Il Protocollo vuole implementare le azioni previste dal Piano. Il Miur e la Commissione proporranno agli studenti delle scuole secondarie incontri e momenti di riflessione sui contenuti della Dichiarazione. L’obiettivo è quello di promuovere tra i ragazzi una “coscienza” dei diritti e dei doveri de cittadini in rete.
Proprio in questi giorni parte la call to action rivolta a tutte le scuole italiane, per l’elaborazione di percorsi didattici contro del fenomeno del bullismo e del cyberbullismo. Le proposte migliori saranno presentate in occasione della “Prima Giornata nazionale contro il bullismo a scuola”, che si terrà il 7 febbraio 2017, in coincidenza con la “Giornata Europea della Sicurezza in Rete” (Safer Internet Day) indetta dalla Commissione Europea. Tali percorsi verranno messi a disposizione di tutte le scuole italiane.

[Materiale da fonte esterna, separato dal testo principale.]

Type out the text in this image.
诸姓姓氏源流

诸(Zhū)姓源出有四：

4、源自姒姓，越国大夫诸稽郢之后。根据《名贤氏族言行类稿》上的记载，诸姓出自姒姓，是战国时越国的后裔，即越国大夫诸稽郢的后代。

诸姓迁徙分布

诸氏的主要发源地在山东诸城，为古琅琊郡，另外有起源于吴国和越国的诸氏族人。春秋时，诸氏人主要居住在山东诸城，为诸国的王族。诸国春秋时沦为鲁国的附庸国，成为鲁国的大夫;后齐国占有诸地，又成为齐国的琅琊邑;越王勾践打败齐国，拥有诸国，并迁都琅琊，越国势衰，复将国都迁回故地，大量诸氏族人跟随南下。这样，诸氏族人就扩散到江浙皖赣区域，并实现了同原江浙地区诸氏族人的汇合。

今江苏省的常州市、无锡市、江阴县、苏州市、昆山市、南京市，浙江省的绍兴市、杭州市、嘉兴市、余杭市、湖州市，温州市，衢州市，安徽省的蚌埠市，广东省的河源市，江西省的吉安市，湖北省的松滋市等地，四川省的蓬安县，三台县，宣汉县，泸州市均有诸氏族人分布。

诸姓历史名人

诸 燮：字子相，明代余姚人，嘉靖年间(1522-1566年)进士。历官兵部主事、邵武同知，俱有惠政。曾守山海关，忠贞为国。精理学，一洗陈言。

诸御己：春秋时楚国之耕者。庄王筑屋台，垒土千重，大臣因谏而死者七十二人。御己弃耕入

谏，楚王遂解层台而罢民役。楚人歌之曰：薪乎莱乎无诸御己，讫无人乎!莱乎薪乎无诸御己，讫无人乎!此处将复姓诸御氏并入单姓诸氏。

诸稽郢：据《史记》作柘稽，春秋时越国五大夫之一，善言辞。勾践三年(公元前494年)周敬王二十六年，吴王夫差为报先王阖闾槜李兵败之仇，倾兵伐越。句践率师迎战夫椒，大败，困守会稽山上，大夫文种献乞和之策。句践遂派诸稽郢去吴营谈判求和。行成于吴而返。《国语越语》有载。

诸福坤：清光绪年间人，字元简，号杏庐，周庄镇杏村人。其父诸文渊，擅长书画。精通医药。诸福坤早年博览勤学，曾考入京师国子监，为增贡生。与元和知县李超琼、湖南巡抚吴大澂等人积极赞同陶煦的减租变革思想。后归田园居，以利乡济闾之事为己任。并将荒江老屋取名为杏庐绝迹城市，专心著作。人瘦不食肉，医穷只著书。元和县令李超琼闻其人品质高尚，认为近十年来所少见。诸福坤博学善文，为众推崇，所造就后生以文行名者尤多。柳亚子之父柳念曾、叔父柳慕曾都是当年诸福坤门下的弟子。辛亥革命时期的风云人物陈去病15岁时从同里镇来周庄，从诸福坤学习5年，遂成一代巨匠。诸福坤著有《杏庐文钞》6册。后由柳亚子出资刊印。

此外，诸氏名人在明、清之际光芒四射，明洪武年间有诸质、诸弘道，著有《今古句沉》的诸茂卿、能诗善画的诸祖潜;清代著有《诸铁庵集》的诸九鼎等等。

Nei prossimi giorni, invece, verrà bandito il concorso “No hate speech” per stimolare la riflessione dei ragazzi sui rischi e sui pericoli connessi all’incitamento all’odio. Questa forma di istigazione è divenuta, infatti, una delle forme più diffuse di violenza che offende e lede la dignità delle persone.
Il Piano non si rivolge soltanto agli studenti, ma anche ai docenti. Saranno, infatti, 16 mila quelli che seguiranno dei corsi di formazione per favorire l’acquisizione di competenze psico-pedagogiche e sociali per la prevenzione di questi fenomeni.
Sarà poi realizzato, in collaborazione con la Rai, il format “Mai più bullismo”, il primo social coach televisivo incentrato sul bullismo, mentre sono stati inserite nel Piano anche le attività realizzate in collaborazione con Polizia di Stato, Save the Children e con Telefono Azzurro.

“La scuola – ha dichiarato il Ministro Giannini – deve dare ai ragazzi soprattutto la capacità di scegliere sempre e comunque. Adesso noi vogliamo dare gli strumenti perché questa capacità di scelta possa orientarli nella selezione di ciò che è positivo o negativo, educando al rispetto dell’altro e a una buona cittadinanza digitale. In tre anni – ha aggiunto il Ministro – più di 80mila ragazzi sono stati coinvolti nel programma Generazioni Connesse e oggi lanciamo questo Piano nazionale con uno stanziamento di 2 milioni di euro per l’anno scolastico in corso che verranno assegnati alle scuole attraverso una call to action”.